Seeing Through the Noise: Structural Causal Discovery of Visual Categories under Distribution Shift

Siqi Li

Published: 29 Mar 2026, Last Modified: 06 May 2026OpenReview Archive Direct UploadEveryoneCC BY 4.0

Abstract: The difficulty of generalized category discovery lies not merely in clustering unlabeled images, but in doing so under a distribution shift: the unlabeled set contains classes absent from the labeled partition, and the model must infer their existence without explicit supervision. Current approaches treat this as a representation-learning problem, training encoders that map images to embeddings and then grouping those embeddings. While intuitive, this pipeline conflates two questions that are causally distinct—what makes an image belong to its category, and what makes it look the way it does in this particular snapshot.
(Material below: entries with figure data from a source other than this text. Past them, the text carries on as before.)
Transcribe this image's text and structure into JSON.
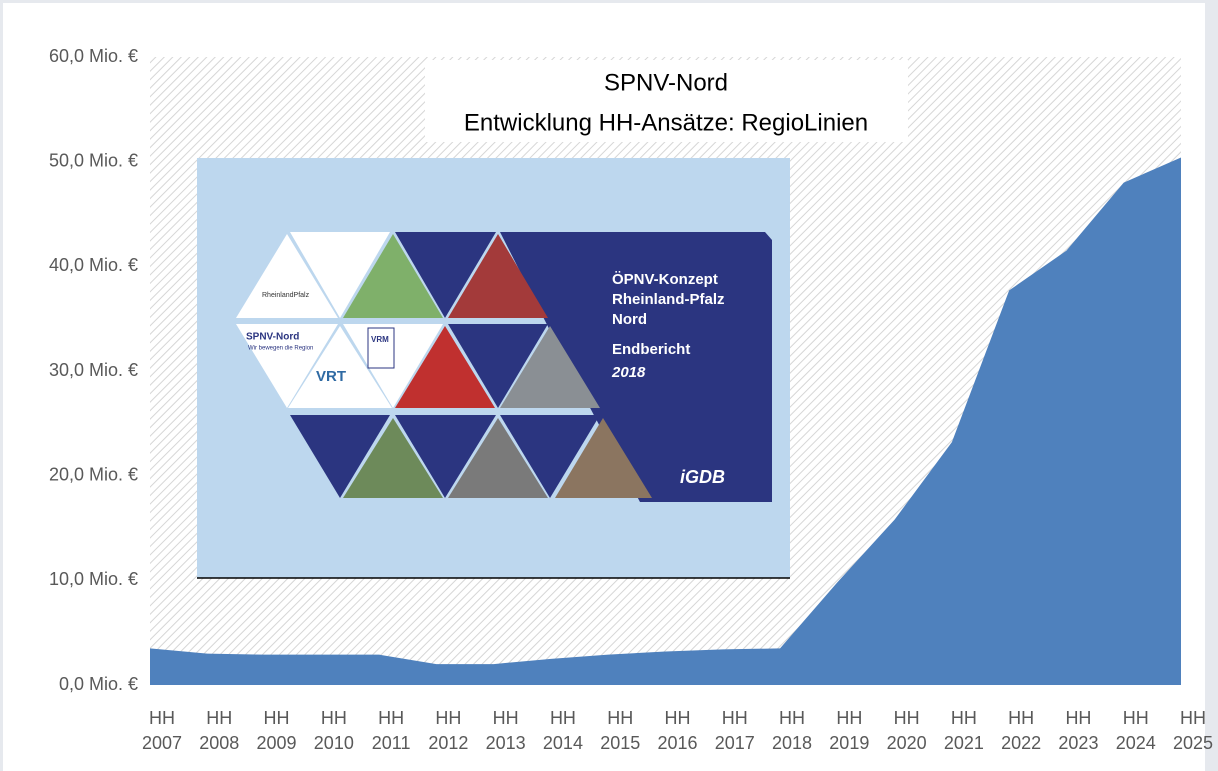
{
  "chart_data": {
    "type": "area",
    "title": "SPNV-Nord",
    "subtitle": "Entwicklung HH-Ansätze: RegioLinien",
    "categories": [
      "HH 2007",
      "HH 2008",
      "HH 2009",
      "HH 2010",
      "HH 2011",
      "HH 2012",
      "HH 2013",
      "HH 2014",
      "HH 2015",
      "HH 2016",
      "HH 2017",
      "HH 2018",
      "HH 2019",
      "HH 2020",
      "HH 2021",
      "HH 2022",
      "HH 2023",
      "HH 2024",
      "HH 2025"
    ],
    "values": [
      3.5,
      3.0,
      2.9,
      2.9,
      2.9,
      2.0,
      2.0,
      2.5,
      2.9,
      3.2,
      3.4,
      3.5,
      9.8,
      15.8,
      23.2,
      37.7,
      41.5,
      48.0,
      50.4
    ],
    "color": "#4f81bd",
    "ylim": [
      0,
      60
    ],
    "yticks": [
      {
        "value": 0,
        "label": "0,0 Mio. €"
      },
      {
        "value": 10,
        "label": "10,0 Mio. €"
      },
      {
        "value": 20,
        "label": "20,0 Mio. €"
      },
      {
        "value": 30,
        "label": "30,0 Mio. €"
      },
      {
        "value": 40,
        "label": "40,0 Mio. €"
      },
      {
        "value": 50,
        "label": "50,0 Mio. €"
      },
      {
        "value": 60,
        "label": "60,0 Mio. €"
      }
    ],
    "grid": false
  },
  "cover": {
    "lines": [
      "ÖPNV-Konzept",
      "Rheinland-Pfalz",
      "Nord"
    ],
    "report": "Endbericht",
    "year": "2018",
    "brand": "iGDB",
    "logos": [
      "RheinlandPfalz",
      "SPNV-Nord",
      "Wir bewegen die Region",
      "VRM",
      "VRT"
    ]
  }
}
We draw a formal distinction between these by casting category discovery as a structural causal problem. In our formulation, object semantics reside in a set of localized visual primitives, while background texture, spatial layout, and photographic framing enter as independent sources of variation whose associations with category labels are purely incidental. To recover these primitives, we devise a self-supervised decomposition that learns to assign image regions to a discrete set of semantically stable indices, guided by constraints inspired by the perceptual organization principles observed in human vision. The decomposition is then locked in place through a reconstruction stage that refines the representation without semantic drift. Access to per-pixel foreground estimates enables a straightforward counterfactual generation procedure: we transplant objects into new backgrounds and apply spatial transformations, creating samples that break the spurious correlations present in the original data. Training with these counterfactuals as a regularization signal forces the discovery algorithm to attend to the invariant causal core of each instance. Empirical results confirm that this causal augmentation strategy, when integrated as a drop-in enhancement into existing pipelines, delivers robust improvements on fine-grained benchmarks where nuisance variation is most severe, and holds its own on coarser settings as well.